I want to talk a little bit about Ernest Boateng. August 11th, the Sunday he was baptized, was the month anniversary of meeting him in a bar! He was so prepared by the Lord and I am so excited to see what great things he does in the work.

On Saturday, we had to go to Takoradi to get some baptismal clothes. While we there we ate pizza!!! In America, it is not that big of a deal, but here pizza is hard to come by! It was 20 cedis for a "large" which is about the size of a medium. 20 cedis is about 10 dollars, but it was totally worth it. We had our friend Jude there and he said it was good, but "not as good as fufu" Hahah. This week was so great.

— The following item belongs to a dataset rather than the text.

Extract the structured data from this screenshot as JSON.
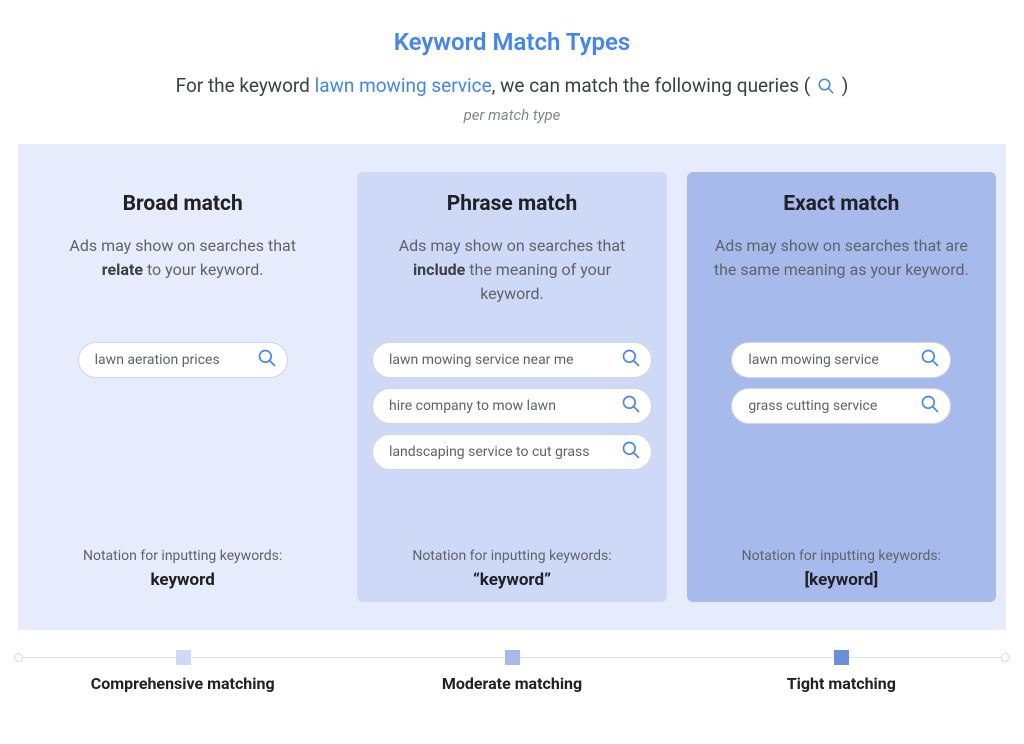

It is crazy that the transfer is coming and Elder Harris is probably leaving... leaving me the big man in Agona...


Jacob 6:12 What more can I say? ("O be wise; what can I say more?")

Below are some pictures sent by the Branch Mission President, Jude Fiifi Yankson
Baptism Pictures




Pizza in Takoradi


Making fufu

Monday, August 5, 2013

Upcoming Baptisms


What a busy busy week! August has just started and it already feels like it will be ending soon. This week we tied the knot for a few people. The knot being BAPTISM. We have had a few people who have been ready for a while and had some things to iron out before they actually went to the water. But now, we should be having 5 people be baptized all at once on Sunday August 11. Most Agona has ever had at one time. So that is cool. Also we will be inaugurating the "Waters of Agona" which is basically a slow moving stream about 20 minutes walk from town. We had to jump through alot of hoops to get it approved including having the counselor to the mission president come with his wife and look at it. They were all down for it until a little kid mentioned there were snakes in it... He said "big snakes!" and then went on to show they were about the width of his finger. So we don't think it will be a big problem. The men in the branch will come this week and clean up and weed around it. It should be a nice service and it will be cool to say I have baptized in a river! 

My companion, Elder Harris, has the mission record of losing 90 pounds since he has been out. Whereas I am not going for any record, but just the shear walking around and sweating in the hot sun all day has made me lose 15 pounds already. Ghana will do that to a white man like me!

Everyday is teach teach teach. This week we talk 27 lessons and there was still some down time. My biggest effort is to try to lead as much as I can in the next few weeks because Elder Harris is most likely leaving, since he has been here for 10 months. I hope I stay here in Agona for a looong time! I am loving it!